Señor director:
El resultado del triunfo de AMLO en 2018 fue producto del hartazgo ciudadano, no tanto de los que se dicen líderes políticos de izquierda, pues a éstos ni siquiera la 4T los ha tomado en cuenta. Muchos desde esa fecha expresamos nuestra preocupación por la “invasión” a los comités municipales por parte de panistas, perredistas, priistas, etcétera.
Como siempre, los que están acostumbrados a medrar y vivir del presupuesto público no tienen vergüenza y se asumirán como morenistas para llegar a ocupar un puesto de elección popular; por otro lado, los diputados locales que lograron llegar a ocupar una curul en legislaturas estatales siguen creyendo que en los pueblos a los perros todavía se les amarra con longaniza, porque quieren imponer a sus recomendados sin que los verdaderos militantes de Morena digan algo. Tal es el caso de los municipios queretanos que tendrán elecciones en 2021.

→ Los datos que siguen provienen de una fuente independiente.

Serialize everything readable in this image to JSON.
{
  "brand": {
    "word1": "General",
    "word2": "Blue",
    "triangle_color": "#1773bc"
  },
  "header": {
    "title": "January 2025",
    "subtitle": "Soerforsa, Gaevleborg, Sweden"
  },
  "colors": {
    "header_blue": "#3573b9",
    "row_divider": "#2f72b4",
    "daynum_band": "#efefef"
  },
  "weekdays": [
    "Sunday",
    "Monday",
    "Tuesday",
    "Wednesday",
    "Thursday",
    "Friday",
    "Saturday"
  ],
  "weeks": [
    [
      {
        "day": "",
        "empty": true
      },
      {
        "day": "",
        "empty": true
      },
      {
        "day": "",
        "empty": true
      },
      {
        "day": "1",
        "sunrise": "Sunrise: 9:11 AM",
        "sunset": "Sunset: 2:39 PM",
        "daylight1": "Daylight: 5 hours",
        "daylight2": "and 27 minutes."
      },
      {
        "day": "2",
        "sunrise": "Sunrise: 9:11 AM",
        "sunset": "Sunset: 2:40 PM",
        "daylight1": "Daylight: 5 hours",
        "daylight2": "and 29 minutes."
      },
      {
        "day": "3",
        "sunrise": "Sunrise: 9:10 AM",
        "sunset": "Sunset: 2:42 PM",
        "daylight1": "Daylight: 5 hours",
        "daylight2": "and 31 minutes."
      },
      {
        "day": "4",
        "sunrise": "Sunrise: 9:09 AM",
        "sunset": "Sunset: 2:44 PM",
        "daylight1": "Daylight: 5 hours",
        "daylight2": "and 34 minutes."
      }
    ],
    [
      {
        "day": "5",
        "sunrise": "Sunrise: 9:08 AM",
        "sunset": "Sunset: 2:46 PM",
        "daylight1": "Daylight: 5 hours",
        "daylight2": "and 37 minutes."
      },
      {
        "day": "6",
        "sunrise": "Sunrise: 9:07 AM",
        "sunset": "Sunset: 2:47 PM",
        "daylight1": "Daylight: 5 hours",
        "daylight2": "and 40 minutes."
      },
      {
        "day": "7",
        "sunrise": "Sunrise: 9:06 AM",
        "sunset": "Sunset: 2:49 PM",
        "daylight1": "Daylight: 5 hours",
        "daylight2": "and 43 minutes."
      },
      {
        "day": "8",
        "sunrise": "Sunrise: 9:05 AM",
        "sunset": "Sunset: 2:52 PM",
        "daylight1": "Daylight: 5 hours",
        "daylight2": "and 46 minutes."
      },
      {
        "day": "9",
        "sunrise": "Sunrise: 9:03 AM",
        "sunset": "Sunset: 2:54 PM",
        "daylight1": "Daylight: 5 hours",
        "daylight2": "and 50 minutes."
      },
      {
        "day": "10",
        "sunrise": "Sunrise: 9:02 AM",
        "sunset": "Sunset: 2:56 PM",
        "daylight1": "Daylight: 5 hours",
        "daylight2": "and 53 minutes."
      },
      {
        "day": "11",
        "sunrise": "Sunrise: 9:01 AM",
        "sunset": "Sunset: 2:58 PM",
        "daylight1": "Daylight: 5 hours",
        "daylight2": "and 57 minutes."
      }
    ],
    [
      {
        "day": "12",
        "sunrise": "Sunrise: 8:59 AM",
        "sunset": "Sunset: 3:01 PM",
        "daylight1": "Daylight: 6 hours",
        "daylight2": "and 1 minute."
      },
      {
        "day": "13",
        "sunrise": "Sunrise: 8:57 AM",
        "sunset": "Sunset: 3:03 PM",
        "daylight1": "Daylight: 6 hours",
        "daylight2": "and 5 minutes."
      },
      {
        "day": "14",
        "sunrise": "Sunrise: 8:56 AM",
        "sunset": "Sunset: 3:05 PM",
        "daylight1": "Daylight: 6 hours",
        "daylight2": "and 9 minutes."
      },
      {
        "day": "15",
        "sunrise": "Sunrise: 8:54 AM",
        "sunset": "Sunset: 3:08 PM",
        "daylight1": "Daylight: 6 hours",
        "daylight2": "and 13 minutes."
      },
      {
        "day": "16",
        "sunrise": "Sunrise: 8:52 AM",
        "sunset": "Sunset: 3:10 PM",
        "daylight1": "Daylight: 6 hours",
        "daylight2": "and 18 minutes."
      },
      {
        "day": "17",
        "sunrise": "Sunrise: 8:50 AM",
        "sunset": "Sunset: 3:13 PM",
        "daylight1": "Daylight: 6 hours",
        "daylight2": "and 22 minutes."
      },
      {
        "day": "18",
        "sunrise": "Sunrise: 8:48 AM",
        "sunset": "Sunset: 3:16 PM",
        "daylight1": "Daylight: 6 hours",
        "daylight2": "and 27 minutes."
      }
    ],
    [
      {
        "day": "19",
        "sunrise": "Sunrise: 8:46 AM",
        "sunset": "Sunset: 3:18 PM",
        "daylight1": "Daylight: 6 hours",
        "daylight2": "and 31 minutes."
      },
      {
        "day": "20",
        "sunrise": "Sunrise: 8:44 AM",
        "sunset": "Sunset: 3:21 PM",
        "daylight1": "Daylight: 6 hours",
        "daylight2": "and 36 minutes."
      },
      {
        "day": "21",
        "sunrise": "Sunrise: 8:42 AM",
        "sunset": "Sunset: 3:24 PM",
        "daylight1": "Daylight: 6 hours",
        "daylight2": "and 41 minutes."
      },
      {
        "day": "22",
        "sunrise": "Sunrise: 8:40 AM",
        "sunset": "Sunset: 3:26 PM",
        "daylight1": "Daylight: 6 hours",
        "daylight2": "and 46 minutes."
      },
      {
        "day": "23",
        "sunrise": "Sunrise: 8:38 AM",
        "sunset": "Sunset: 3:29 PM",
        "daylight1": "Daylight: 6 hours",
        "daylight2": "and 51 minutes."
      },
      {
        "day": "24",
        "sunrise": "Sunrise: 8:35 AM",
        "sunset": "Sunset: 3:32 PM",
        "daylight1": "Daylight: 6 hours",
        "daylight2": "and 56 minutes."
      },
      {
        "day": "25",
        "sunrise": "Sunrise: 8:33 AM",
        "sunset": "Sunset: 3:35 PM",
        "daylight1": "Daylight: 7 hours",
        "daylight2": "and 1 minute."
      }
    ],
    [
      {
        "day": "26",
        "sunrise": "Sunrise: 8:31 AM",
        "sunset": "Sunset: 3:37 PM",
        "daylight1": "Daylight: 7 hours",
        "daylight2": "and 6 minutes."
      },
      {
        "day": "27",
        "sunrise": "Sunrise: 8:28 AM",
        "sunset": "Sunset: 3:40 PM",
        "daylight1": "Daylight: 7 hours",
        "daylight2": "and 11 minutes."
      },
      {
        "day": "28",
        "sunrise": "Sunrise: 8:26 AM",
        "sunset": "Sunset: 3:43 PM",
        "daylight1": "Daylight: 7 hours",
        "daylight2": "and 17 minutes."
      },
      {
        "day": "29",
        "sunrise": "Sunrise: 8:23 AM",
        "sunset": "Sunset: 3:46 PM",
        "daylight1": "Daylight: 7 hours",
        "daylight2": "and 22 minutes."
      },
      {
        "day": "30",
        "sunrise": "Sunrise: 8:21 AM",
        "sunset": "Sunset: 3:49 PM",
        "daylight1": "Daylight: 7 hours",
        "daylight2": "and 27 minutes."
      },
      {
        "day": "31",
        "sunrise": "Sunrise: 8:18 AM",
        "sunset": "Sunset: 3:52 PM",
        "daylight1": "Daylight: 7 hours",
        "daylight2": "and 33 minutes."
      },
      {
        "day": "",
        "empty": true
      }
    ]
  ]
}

Con esta humilde opinión se invita a los legisladores locales y federales a que se dediquen a hacer un trabajo responsable desde el ámbito de sus competencias para dignificar la vida política del país y encaminarlo con responsabilidad al verdadero desarrollo con leyes que permitan a México caminar con seguridad hacia el futuro, que no nos salgan con otra reforma energética ni con otras crisis de seguridad pública.
Trabajo hay mucho y hacen poco. ¡Qué diputados tan caros tenemos! Y también ¡qué vergüenzas nos hacen pasar! La 4T no es AMLO, la debemos construir todos, empezando por quienes legislan, y reitero: ¡saquen las manos de los procesos de elección interna en los municipios! Eso es tarea de los ciudadanos.